12
votes

Almost 5 years ago Joel Spolsky wrote this article, "The Absolute Minimum Every Software Developer Absolutely, Positively Must Know About Unicode and Character Sets (No Excuses!)".

Like many, I read it carefully, realizing it was high-time I got to grips with this "replacement for ASCII". Unfortunately, 5 years later I feel I have slipped back into a few bad habits in this area. Have you?

I don't write many specifically international applications, however I have helped build many ASP.NET internet facing websites, so I guess that's not an excuse.

So for my benefit (and I believe many others) can I get some input from people on the following:

  • How to "get over" ASCII once and for all
  • Fundamental guidance when working with Unicode.
  • Recommended (recent) books and websites on Unicode (for developers).
  • Current state of Unicode (5 years after Joels' article)
  • Future directions.

I must admit I have a .NET background and so would also be happy for information on Unicode in the .NET framework. Of course this shouldn't stop anyone with a differing background from commenting though.

Update: See this related question also asked on StackOverflow previously.

4

4 Answers

9
votes

Since I read the Joel article and some other I18n articles I always kept a close eye to my character encoding; And it actually works if you do it consistantly. If you work in a company where it is standard to use UTF-8 and everybody knows this / does this it will work.

Here some interesting articles (besides Joel's article) on the subject:

A quote from the first article; Tips for using Unicode:

  • Embrace Unicode, don't fight it; it's probably the right thing to do, and if it weren't you'd probably have to anyhow.
  • Inside your software, store text as UTF-8 or UTF-16; that is to say, pick one of the two and stick with it.
  • Interchange data with the outside world using XML whenever possible; this makes a whole bunch of potential problems go away.
  • Try to make your application browser-based rather than write your own client; the browsers are getting really quite good at dealing with the texts of the world.
  • If you're using someone else's library code (and of course you are), assume its Unicode handling is broken until proved to be correct.
  • If you're doing search, try to hand the linguistic and character-handling problems off to someone who understands them.
  • Go off to Amazon or somewhere and buy the latest revision of the printed Unicode standard; it contains pretty well everything you need to know.
  • Spend some time poking around the Unicode web site and learning how the code charts work.
  • If you're going to have to do any serious work with Asian languages, go buy the O'Reilly book on the subject by Ken Lunde.
  • If you have a Macintosh, run out and grab Lord Pixel's Unicode Font Inspection tool.
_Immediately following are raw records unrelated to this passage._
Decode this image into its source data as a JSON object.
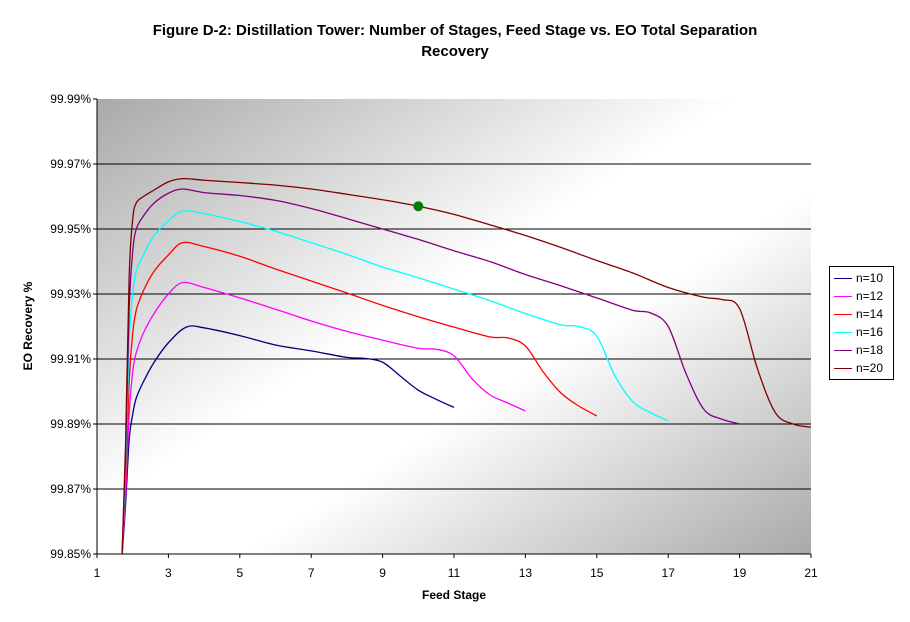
{
  "chart_data": {
    "type": "line",
    "title_line1": "Figure D-2: Distillation Tower:  Number of Stages, Feed Stage vs. EO Total Separation",
    "title_line2": "Recovery",
    "xlabel": "Feed Stage",
    "ylabel": "EO Recovery %",
    "xlim": [
      1,
      21
    ],
    "ylim": [
      99.85,
      99.99
    ],
    "xticks": [
      1,
      3,
      5,
      7,
      9,
      11,
      13,
      15,
      17,
      19,
      21
    ],
    "xtick_labels": [
      "1",
      "3",
      "5",
      "7",
      "9",
      "11",
      "13",
      "15",
      "17",
      "19",
      "21"
    ],
    "yticks": [
      99.85,
      99.87,
      99.89,
      99.91,
      99.93,
      99.95,
      99.97,
      99.99
    ],
    "ytick_labels": [
      "99.85%",
      "99.87%",
      "99.89%",
      "99.91%",
      "99.93%",
      "99.95%",
      "99.97%",
      "99.99%"
    ],
    "grid": "horizontal",
    "legend_position": "right",
    "background": "gradient-gray",
    "series": [
      {
        "name": "n=10",
        "color": "#000080",
        "x": [
          1.7,
          1.8,
          1.9,
          2.0,
          2.1,
          2.3,
          2.6,
          3.0,
          3.5,
          4.0,
          5.0,
          6.0,
          7.0,
          8.0,
          8.5,
          9.0,
          9.5,
          10.0,
          10.5,
          11.0
        ],
        "y": [
          99.849,
          99.865,
          99.885,
          99.893,
          99.898,
          99.903,
          99.909,
          99.915,
          99.9198,
          99.9196,
          99.9172,
          99.9143,
          99.9125,
          99.9105,
          99.9102,
          99.909,
          99.9047,
          99.9004,
          99.8976,
          99.8951
        ]
      },
      {
        "name": "n=12",
        "color": "#FF00FF",
        "x": [
          1.7,
          1.8,
          1.9,
          2.0,
          2.1,
          2.3,
          2.6,
          3.0,
          3.4,
          4.0,
          5.0,
          6.0,
          7.0,
          8.0,
          9.0,
          10.0,
          10.5,
          11.0,
          11.5,
          12.0,
          12.5,
          13.0
        ],
        "y": [
          99.849,
          99.868,
          99.893,
          99.906,
          99.912,
          99.918,
          99.924,
          99.93,
          99.9335,
          99.932,
          99.9288,
          99.9253,
          99.9217,
          99.9185,
          99.9158,
          99.9133,
          99.913,
          99.911,
          99.904,
          99.899,
          99.8965,
          99.894
        ]
      },
      {
        "name": "n=14",
        "color": "#FF0000",
        "x": [
          1.7,
          1.8,
          1.9,
          2.0,
          2.1,
          2.3,
          2.6,
          3.0,
          3.4,
          4.0,
          5.0,
          6.0,
          7.0,
          8.0,
          9.0,
          10.0,
          11.0,
          12.0,
          12.5,
          13.0,
          13.5,
          14.0,
          14.5,
          15.0
        ],
        "y": [
          99.849,
          99.872,
          99.903,
          99.918,
          99.925,
          99.931,
          99.937,
          99.942,
          99.9458,
          99.9446,
          99.9416,
          99.9377,
          99.934,
          99.9303,
          99.9265,
          99.923,
          99.9198,
          99.9168,
          99.9165,
          99.914,
          99.906,
          99.8995,
          99.8955,
          99.8925
        ]
      },
      {
        "name": "n=16",
        "color": "#00FFFF",
        "x": [
          1.7,
          1.8,
          1.9,
          2.0,
          2.1,
          2.3,
          2.6,
          3.0,
          3.4,
          4.0,
          5.0,
          6.0,
          7.0,
          8.0,
          9.0,
          10.0,
          11.0,
          12.0,
          13.0,
          14.0,
          14.5,
          15.0,
          15.5,
          16.0,
          16.5,
          17.0
        ],
        "y": [
          99.849,
          99.876,
          99.915,
          99.93,
          99.937,
          99.942,
          99.948,
          99.9525,
          99.9555,
          99.9547,
          99.9523,
          99.9493,
          99.9458,
          99.9422,
          99.9383,
          99.935,
          99.9315,
          99.928,
          99.924,
          99.9205,
          99.92,
          99.917,
          99.905,
          99.897,
          99.8935,
          99.891
        ]
      },
      {
        "name": "n=18",
        "color": "#800080",
        "x": [
          1.7,
          1.8,
          1.9,
          2.0,
          2.1,
          2.3,
          2.6,
          3.0,
          3.4,
          4.0,
          5.0,
          6.0,
          7.0,
          8.0,
          9.0,
          10.0,
          11.0,
          12.0,
          13.0,
          14.0,
          15.0,
          16.0,
          16.5,
          17.0,
          17.5,
          18.0,
          18.5,
          19.0
        ],
        "y": [
          99.849,
          99.88,
          99.925,
          99.943,
          99.95,
          99.954,
          99.958,
          99.961,
          99.9623,
          99.9612,
          99.9603,
          99.9588,
          99.9563,
          99.9532,
          99.95,
          99.9468,
          99.9433,
          99.94,
          99.936,
          99.9325,
          99.9288,
          99.925,
          99.9242,
          99.92,
          99.9055,
          99.8945,
          99.8915,
          99.89
        ]
      },
      {
        "name": "n=20",
        "color": "#800000",
        "x": [
          1.7,
          1.8,
          1.9,
          2.0,
          2.1,
          2.3,
          2.6,
          3.0,
          3.4,
          4.0,
          5.0,
          6.0,
          7.0,
          8.0,
          9.0,
          10.0,
          11.0,
          12.0,
          13.0,
          14.0,
          15.0,
          16.0,
          17.0,
          18.0,
          18.5,
          19.0,
          19.5,
          20.0,
          20.5,
          21.0
        ],
        "y": [
          99.849,
          99.884,
          99.935,
          99.953,
          99.958,
          99.96,
          99.962,
          99.9645,
          99.9655,
          99.965,
          99.9643,
          99.9635,
          99.9623,
          99.9607,
          99.959,
          99.957,
          99.9545,
          99.9513,
          99.948,
          99.9443,
          99.9403,
          99.9365,
          99.932,
          99.929,
          99.9283,
          99.9255,
          99.907,
          99.8935,
          99.89,
          99.889
        ]
      }
    ],
    "highlight_point": {
      "x": 10.0,
      "y": 99.957,
      "color": "#008000"
    }
  }
}
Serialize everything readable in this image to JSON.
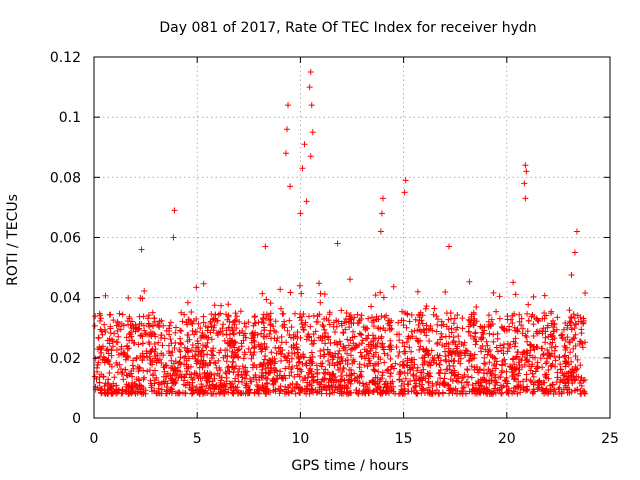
{
  "chart_data": {
    "type": "scatter",
    "title": "Day 081 of 2017, Rate Of TEC Index for receiver hydn",
    "xlabel": "GPS time / hours",
    "ylabel": "ROTI / TECUs",
    "xlim": [
      0,
      25
    ],
    "ylim": [
      0,
      0.12
    ],
    "xticks": [
      0,
      5,
      10,
      15,
      20,
      25
    ],
    "yticks": [
      0,
      0.02,
      0.04,
      0.06,
      0.08,
      0.1,
      0.12
    ],
    "xtick_labels": [
      "0",
      "5",
      "10",
      "15",
      "20",
      "25"
    ],
    "ytick_labels": [
      "0",
      "0.02",
      "0.04",
      "0.06",
      "0.08",
      "0.1",
      "0.12"
    ],
    "grid": true,
    "marker": "+",
    "marker_color": "#ff0000",
    "series": [
      {
        "name": "ROTI",
        "data_time_range": [
          0,
          23.8
        ],
        "typical_range": [
          0.008,
          0.035
        ],
        "spikes": [
          {
            "x": 3.9,
            "y": 0.069
          },
          {
            "x": 3.85,
            "y": 0.06
          },
          {
            "x": 9.4,
            "y": 0.104
          },
          {
            "x": 9.35,
            "y": 0.096
          },
          {
            "x": 9.3,
            "y": 0.088
          },
          {
            "x": 9.5,
            "y": 0.077
          },
          {
            "x": 10.2,
            "y": 0.091
          },
          {
            "x": 10.1,
            "y": 0.083
          },
          {
            "x": 10.0,
            "y": 0.068
          },
          {
            "x": 10.5,
            "y": 0.115
          },
          {
            "x": 10.45,
            "y": 0.11
          },
          {
            "x": 10.55,
            "y": 0.104
          },
          {
            "x": 10.6,
            "y": 0.095
          },
          {
            "x": 10.5,
            "y": 0.087
          },
          {
            "x": 10.3,
            "y": 0.072
          },
          {
            "x": 11.8,
            "y": 0.058
          },
          {
            "x": 14.0,
            "y": 0.073
          },
          {
            "x": 13.95,
            "y": 0.068
          },
          {
            "x": 13.9,
            "y": 0.062
          },
          {
            "x": 15.1,
            "y": 0.079
          },
          {
            "x": 15.05,
            "y": 0.075
          },
          {
            "x": 20.9,
            "y": 0.084
          },
          {
            "x": 20.95,
            "y": 0.082
          },
          {
            "x": 20.85,
            "y": 0.078
          },
          {
            "x": 20.9,
            "y": 0.073
          },
          {
            "x": 23.4,
            "y": 0.062
          },
          {
            "x": 23.3,
            "y": 0.055
          },
          {
            "x": 2.3,
            "y": 0.056
          },
          {
            "x": 8.3,
            "y": 0.057
          },
          {
            "x": 17.2,
            "y": 0.057
          }
        ]
      }
    ]
  }
}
Totally cool.
  • If you're really going to have to get down and dirty with the data, go attend one of the twice-a-year Unicode conferences. All the experts go and if you don't know what you need to know, you'll be able to find someone there who knows.
4
votes

I spent a while working with search engine software - You wouldn't believe how many web sites serve up content with HTTP headers or meta tags which lie about the encoding of the pages. Often, you'll even get a document which contains both ISO-8859 characters and UTF-8 characters.

Once you've battled through a few of those sorts of issues, you start taking the proper character encoding of data you produce really seriously.

3
votes

The .NET Framework uses Windows default encoding for storing strings, which turns out to be UTF-16. If you don't specify an encoding when you use most text I/O classes, you will write UTF-8 with no BOM and read by first checking for a BOM then assuming UTF-8 (I know for sure StreamReader and StreamWriter behave this way.) This is pretty safe for "dumb" text editors that won't understand a BOM but kind of cruddy for smarter ones that could display UTF-8 or the situation where you're actually writing characters outside the standard ASCII range.

Normally this is invisible, but it can rear its head in interesting ways. Yesterday I was working with someone who was using XML serialization to serialize an object to a string using a StringWriter, and he couldn't figure out why the encoding was always UTF-16. Since a string in memory is going to be UTF-16 and that is enforced by .NET, that's the only thing the XML serialization framework could do.

So, when I'm writing something that isn't just a throwaway tool, I specify a UTF-8 encoding with a BOM. Technically in .NET you will always be accidentally Unicode aware, but only if your user knows to detect your encoding as UTF-8.

It makes me cry a little every time I see someone ask, "How do I get the bytes of a string?" and the suggested solution uses Encoding.ASCII.GetBytes() :(

2
votes

Rule of thumb: if you never munge or look inside a string and instead treat it strictly as a blob of data, you'll be much better off.

Even doing something as simple as splitting words or lowercasing strings becomes tough if you want to do it "the Unicode way".

And if you want to do it "the Unicode way", you'll need an awfully good library. This stuff is incredibly complex.